В частности, существует специфическая проблема "спуска с гор". Горские законы остаются в горах. Горец, особенно молодой, выйдя из прежнего микросоциума, зачастую становится совершенно другим человеком, далеко не лучшим в морально-нравственном отношении. Проблема "спуска с гор" многопланова. В частности, горцы-мигранты, выселяясь на равнину, как правило, не переносят на новое место жительства свои прежние общинные порядки, в местах массовой миграции горцев возникают социальное, в частности межэтническое, напряжение, периодически перерастающее в открытые конфликты.

В контексте данной проблематики салафистская "реконкиста" зачастую является средством сохранить в условиях аморалистичного ценностного прессинга хоть какую-то нравственно-нормативную основу бытия. Как на общественном — в сёлах и районах, так и на индивидуальном уровне.
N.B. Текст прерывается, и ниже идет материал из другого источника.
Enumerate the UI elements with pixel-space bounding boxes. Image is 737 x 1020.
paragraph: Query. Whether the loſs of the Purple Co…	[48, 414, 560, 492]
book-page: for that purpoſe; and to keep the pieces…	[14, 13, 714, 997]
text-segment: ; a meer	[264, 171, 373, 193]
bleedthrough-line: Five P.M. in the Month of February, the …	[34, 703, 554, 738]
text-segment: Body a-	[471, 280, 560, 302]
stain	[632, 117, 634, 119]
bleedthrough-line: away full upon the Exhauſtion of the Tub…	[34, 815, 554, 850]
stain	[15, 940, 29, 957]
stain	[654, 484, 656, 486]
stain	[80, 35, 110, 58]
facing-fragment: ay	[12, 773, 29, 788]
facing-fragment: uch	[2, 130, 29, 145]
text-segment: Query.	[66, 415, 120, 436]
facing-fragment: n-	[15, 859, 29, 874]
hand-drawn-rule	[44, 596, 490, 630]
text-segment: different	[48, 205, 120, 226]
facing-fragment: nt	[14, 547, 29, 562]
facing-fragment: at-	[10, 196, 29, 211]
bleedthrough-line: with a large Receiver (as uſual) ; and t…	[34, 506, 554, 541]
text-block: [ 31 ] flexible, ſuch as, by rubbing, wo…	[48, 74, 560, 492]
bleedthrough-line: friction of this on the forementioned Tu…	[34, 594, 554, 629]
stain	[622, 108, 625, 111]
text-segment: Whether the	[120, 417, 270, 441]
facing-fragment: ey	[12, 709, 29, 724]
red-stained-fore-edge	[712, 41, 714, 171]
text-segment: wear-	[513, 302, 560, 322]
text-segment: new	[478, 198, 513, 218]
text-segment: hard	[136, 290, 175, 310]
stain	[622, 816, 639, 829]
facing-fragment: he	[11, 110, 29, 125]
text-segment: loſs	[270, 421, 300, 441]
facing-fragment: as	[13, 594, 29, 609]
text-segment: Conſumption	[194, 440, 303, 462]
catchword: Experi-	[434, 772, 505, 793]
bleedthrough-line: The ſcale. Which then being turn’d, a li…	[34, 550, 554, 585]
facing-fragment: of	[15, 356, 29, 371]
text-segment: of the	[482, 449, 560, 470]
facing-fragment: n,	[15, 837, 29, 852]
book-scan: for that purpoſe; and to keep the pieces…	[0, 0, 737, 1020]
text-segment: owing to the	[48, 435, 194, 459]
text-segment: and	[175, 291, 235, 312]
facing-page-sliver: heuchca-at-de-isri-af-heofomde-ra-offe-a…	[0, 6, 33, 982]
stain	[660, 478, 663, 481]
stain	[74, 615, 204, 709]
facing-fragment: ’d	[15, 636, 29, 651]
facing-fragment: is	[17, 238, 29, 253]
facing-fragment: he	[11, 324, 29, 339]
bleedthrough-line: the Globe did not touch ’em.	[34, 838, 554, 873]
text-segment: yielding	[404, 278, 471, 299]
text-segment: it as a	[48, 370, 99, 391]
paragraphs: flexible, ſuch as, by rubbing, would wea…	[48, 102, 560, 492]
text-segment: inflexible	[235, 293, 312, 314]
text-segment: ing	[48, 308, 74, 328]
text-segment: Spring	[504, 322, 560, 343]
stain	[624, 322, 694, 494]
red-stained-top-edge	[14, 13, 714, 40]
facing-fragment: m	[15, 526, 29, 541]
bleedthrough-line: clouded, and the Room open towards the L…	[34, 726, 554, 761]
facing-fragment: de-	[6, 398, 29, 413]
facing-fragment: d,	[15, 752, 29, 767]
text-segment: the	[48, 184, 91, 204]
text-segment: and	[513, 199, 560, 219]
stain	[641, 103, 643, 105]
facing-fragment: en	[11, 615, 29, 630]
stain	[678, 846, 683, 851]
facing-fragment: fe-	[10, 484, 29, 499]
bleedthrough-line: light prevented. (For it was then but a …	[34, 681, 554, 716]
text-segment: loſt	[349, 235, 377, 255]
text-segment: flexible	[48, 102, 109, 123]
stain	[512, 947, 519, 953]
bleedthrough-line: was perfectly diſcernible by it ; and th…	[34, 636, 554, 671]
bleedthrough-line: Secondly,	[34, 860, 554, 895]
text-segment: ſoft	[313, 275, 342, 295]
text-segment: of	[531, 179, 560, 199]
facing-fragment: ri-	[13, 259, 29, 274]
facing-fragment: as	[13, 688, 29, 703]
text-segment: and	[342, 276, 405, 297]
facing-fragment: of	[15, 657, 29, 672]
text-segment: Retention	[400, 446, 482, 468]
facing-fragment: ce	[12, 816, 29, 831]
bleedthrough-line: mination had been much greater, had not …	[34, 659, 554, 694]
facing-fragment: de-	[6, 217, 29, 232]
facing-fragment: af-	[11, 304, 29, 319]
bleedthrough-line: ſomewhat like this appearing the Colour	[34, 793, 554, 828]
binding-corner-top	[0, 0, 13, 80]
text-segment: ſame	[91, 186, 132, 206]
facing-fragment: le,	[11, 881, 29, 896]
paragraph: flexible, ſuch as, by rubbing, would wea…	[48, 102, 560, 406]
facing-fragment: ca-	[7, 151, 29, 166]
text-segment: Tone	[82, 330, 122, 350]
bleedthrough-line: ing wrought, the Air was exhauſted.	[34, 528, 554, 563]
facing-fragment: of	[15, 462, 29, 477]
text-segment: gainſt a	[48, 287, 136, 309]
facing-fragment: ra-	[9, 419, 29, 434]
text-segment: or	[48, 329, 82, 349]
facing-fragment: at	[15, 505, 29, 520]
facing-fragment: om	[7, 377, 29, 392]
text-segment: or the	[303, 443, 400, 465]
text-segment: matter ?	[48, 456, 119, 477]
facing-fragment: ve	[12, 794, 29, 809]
Стремлением не потерять человеческий облик и с помощью ислама сплотить людей в "джамаат" — новую редакцию традиционной сельской общины. Но при наличии определенного процента тех, кто реально готов на серьезные внутреннюю реконструкцию, вплоть до вооруженной борьбы и шахидизма, для подавляющего большинства "исламизация бытия" не простирается далее внешних проявлений. При этом главным моментом подобной "революционной исламизации" является "протест против", демонстрация отторжения прежних устоев, зачастую на уровне подросткового фрондерства и эпатажа.

Противостоящих же радикальной исламизации и действительно авторитетных людей, к мнению которых прислушиваются в обществе: таких, как дагестанский врач профессор Шамов или мэр Махачкалы Саид Амиров, — на Кавказе крайне мало, многие из них, как теолог Максуд Садиков, физически уничтожаются. Те же, кто еще жив, одиноки, голос их мало слышен, реальную альтернативу радикальной простой и доступной "новоисламской" идеологии их мнение составить не может. Тем более, что аморально-коррупционной характер современной общественной жизни "подвешивает в воздухе" любые попытки пропаганды основанного на законе и нравственности светского общественного устройства.

Кризис светских ценностей отчетливо проявляется в сфере образования. Для современного горца — при достаточном практицизме и четком осознании жизненной перспективы — полноценное образование часто становится лишним элементом в индивидуальной жизненной стратегии. Для работы в поле, на стройке или для торговли на рынке достаточно и начального образования.

Новые исламские авторитеты на Северном Кавказе признают, что образование людям необходимо. Но их "образовательный стандарт" достаточно примитивен: мусульманин должен читать Коран, писать, знать четыре правила арифметики… Если есть способности, можно изучать Коран и стать улемом-богословом. А всё, что сверх этого "стандарта", — "лишнее знание", зачастую мешающее истинному мусульманину обрести должную "чистоту веры". Джохар Дудаев, введший четырёхклассное образование для девочек и публично заявлявший, что и чеченцу-мальчику среднее образование ни к чему, — озвучивал прочно укорененное в чеченском (горном) обществе убеждение. По мнению многих традиционных чеченских авторитетов, светское (русское) образование противоречит мусульманскому духовному идеалу, во времена Ичкерии такое мнение озвучивалось не раз и с самых высоких трибун.

Подобная идеология "добровольного варварства" идейно оформлена и распространена уже на всем Кавказе. Образованность, в отличие от богатства, уже не гарантия общественного уважения. Такое положение привело к тому, что в отдаленных районах наблюдается дефицит квалифицированных кадров: врачей, учителей, ветеринаров, инженеров коммунальных сетей и.т.д.

Налицо кризис кавказской интеллигенции как автономного социального слоя. Происходящий по естественным причинам уход той ее части, которая является носителем светских квазисоветских духовных ценностей, все более ослабляет прежние общественные позиции. Новая смена, вместо образования в строгом смысле понятия имеет (если имеет) лишь набор узкоспециальных знаний, своей "интеллигентской" ценностной системы у неё нет. Образованная горская молодежь духовно дезориентирована, и именно из неё выходит большинство лидеров и бойцов за "новый исламский порядок".